Target system / organ toxicity

Any other information on results incl. tables

The absolute and bodyweight-relative weights of the liver and kidneys were high, when compared with the controls, for males that received 300 or 1000 mg/kg bw/day and for females that received 1000 mg/kg bw/day.

In the absence of any associated histopathological change, the increase in liver weight was considered to represent increased metabolism, as an adaptive response to the administration of a xenobiotic. Due to the effects on the kidneys at dosages of 100 mg/kg bw/day and higher, a no-observed-effect level (NOEL) was not demonstrated as part of this study.

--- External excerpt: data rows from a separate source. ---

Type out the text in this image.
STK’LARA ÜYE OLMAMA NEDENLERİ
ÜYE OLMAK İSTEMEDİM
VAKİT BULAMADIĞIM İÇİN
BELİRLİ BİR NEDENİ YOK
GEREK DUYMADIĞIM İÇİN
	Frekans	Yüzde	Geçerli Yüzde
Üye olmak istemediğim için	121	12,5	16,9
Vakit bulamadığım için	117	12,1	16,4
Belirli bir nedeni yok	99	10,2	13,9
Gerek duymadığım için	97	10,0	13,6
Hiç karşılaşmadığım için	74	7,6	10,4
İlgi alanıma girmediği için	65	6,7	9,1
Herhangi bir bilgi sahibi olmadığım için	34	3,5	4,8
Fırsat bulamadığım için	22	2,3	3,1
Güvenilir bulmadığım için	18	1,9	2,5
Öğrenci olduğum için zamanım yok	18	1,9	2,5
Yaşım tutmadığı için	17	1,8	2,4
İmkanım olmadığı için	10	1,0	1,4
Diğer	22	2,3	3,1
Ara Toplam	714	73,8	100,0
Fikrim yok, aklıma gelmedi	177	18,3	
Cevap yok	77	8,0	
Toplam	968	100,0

Intergroup comparison of mean liver and kidney weight (g) relative to bodyweight

Dose level of 2,4,4-Trimethylpentene
Males					Females
	0	100	300	1000	0	100	300	1000 #
Liver	4.10	4.17	4.72*	6.65**	5.44	5.34	5.53	6.83**
Kidney	0.758	0.794	0.918**	0.981**	0.723	0.794*	0.745	0.845

# 9 animals (10 in other groups)

*p<0.05 **p<0.01

Applicant's summary and conclusion

Conclusions:

Due to the effects on the kidneys at dosages of 100 mg/kg bw/day and higher, a no-observed-effect level (NOEL) was not demonstrated.

Executive summary:

Groups of 10 males and 10 female CD rats were dosed orally with solutions of 2,4,4 -trimethylpentene in maize oil at dose levels of 0, 100, 300 or 1000 mg/kg/day in a combined reproductive toxicity / developmental toxicity screening test. . Oral administration of 2,4,4-Trimethylpentene at dosages of up to 1000 mg/kg bw/day was without adverse effect on the general condition of male and female rats. Treatment-related findings were confined to the kidneys of males; basophilic cortical tubules were seen in all treated groups whilst proteinaceous casts and interstitial inflammatory cells were seen only at 300 or 1000 mg/kg bw/day. The severity of the basophilic cortical tubular changes was greater in males given 300 or 1000 mg/kg bw/day than in those given 100 mg/kg bw/day. Due to the effects on the kidneys at dosages of 100 mg/kg bw/day and higher, a no-observed-effect level (NOEL) was not demonstrated as part of this study. Subsequent immunohistochemical investigations of alpha-2u-Globulin in kidneys has been reported.